= Blas de Hinojos =

Blas de Hinojos was a military commander of New Mexico who was killed by a force of Navajo warriors led by Narbona in 1835.

Capitan Blas de Hinojos married Maria de Jesus Trujillo.
His men were poorly paid. In 1834 he received a complaint from the detachment at San Miguel del Bado that they were not able to support themselves or their families.
In 1834 he decided to commit his troops to supporting the centralist Plan of Cuernavaca,
and received an effusive letter from José Antonio Laureano de Zubiría, Bishop of Durango,
praising his decision.

Hinojos led a slaving expedition into Navajo country between 13 October and 17 November 1834, killing sixteen warriors but taking only three captives.
On 8 February 1835 Hinojos left Santa Fé on a second slaving expedition with a force of almost 1,000 armed men.
Narbona heard news of the invasion and collected 250 of the best warriors,
who made for the 8000 ft high Beesh Lichii'l Bigiizh, or Copper Pass, in the Chuska Mountains on the route that the Mexicans were sure to take.
The Mexican force, although large, was composed of poorly disciplined and inexperienced men who took no precautions.
On 28 February 1835 they straggled into Copper Pass.

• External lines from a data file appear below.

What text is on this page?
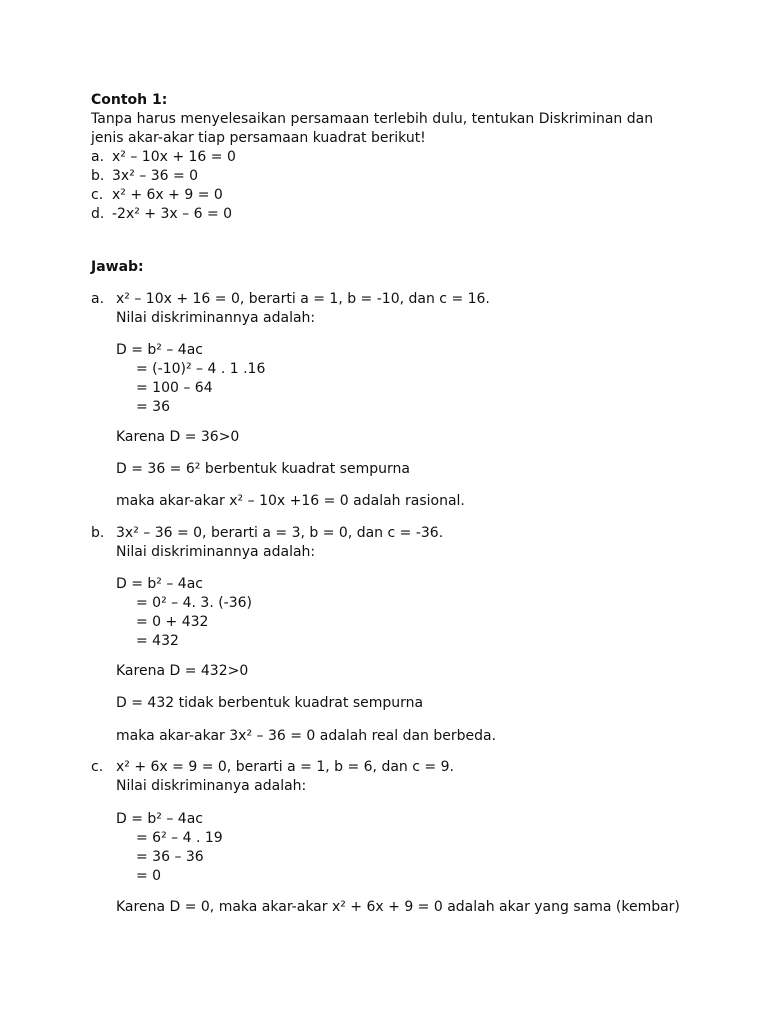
Contoh 1:
Tanpa harus menyelesaikan persamaan terlebih dulu, tentukan Diskriminan dan
jenis akar-akar tiap persamaan kuadrat berikut!
a. x² – 10x + 16 = 0
b. 3x² – 36 = 0
c. x² + 6x + 9 = 0
d. -2x² + 3x – 6 = 0
Jawab:
a. x² – 10x + 16 = 0, berarti a = 1, b = -10, dan c = 16.
Nilai diskriminannya adalah:
D = b² – 4ac
= (-10)² – 4 . 1 .16
= 100 – 64
= 36
Karena D = 36>0
D = 36 = 6² berbentuk kuadrat sempurna
maka akar-akar x² – 10x +16 = 0 adalah rasional.
b. 3x² – 36 = 0, berarti a = 3, b = 0, dan c = -36.
Nilai diskriminannya adalah:
D = b² – 4ac
= 0² – 4. 3. (-36)
= 0 + 432
= 432
Karena D = 432>0
D = 432 tidak berbentuk kuadrat sempurna
maka akar-akar 3x² – 36 = 0 adalah real dan berbeda.
c. x² + 6x = 9 = 0, berarti a = 1, b = 6, dan c = 9.
Nilai diskriminanya adalah:
D = b² – 4ac
= 6² – 4 . 19
= 36 – 36
= 0
Karena D = 0, maka akar-akar x² + 6x + 9 = 0 adalah akar yang sama (kembar)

Narbona held back his forces, who hiding on both sides of the pass. He told them that when the time was right and not before they would cut the long file of men into small pieces, like cutting a long tree trunk into firewood.
When the signal was given, the Navajos poured arrows into the column, those who had guns fired, and some threw stones or rolled rocks into the gorge. Taken completely by surprise, both men and horses panicked and were routed.
Hinojos and most of his force died.
The survivors made their way beck to Santa Fe, returning on 13 March 1835.
Hinojos was succeeded by Albino Pérez.
The pass was later renamed Washington Pass, after Colonel John M. Washington, who killed Narbona in 1849. Today it is called Narbona Pass.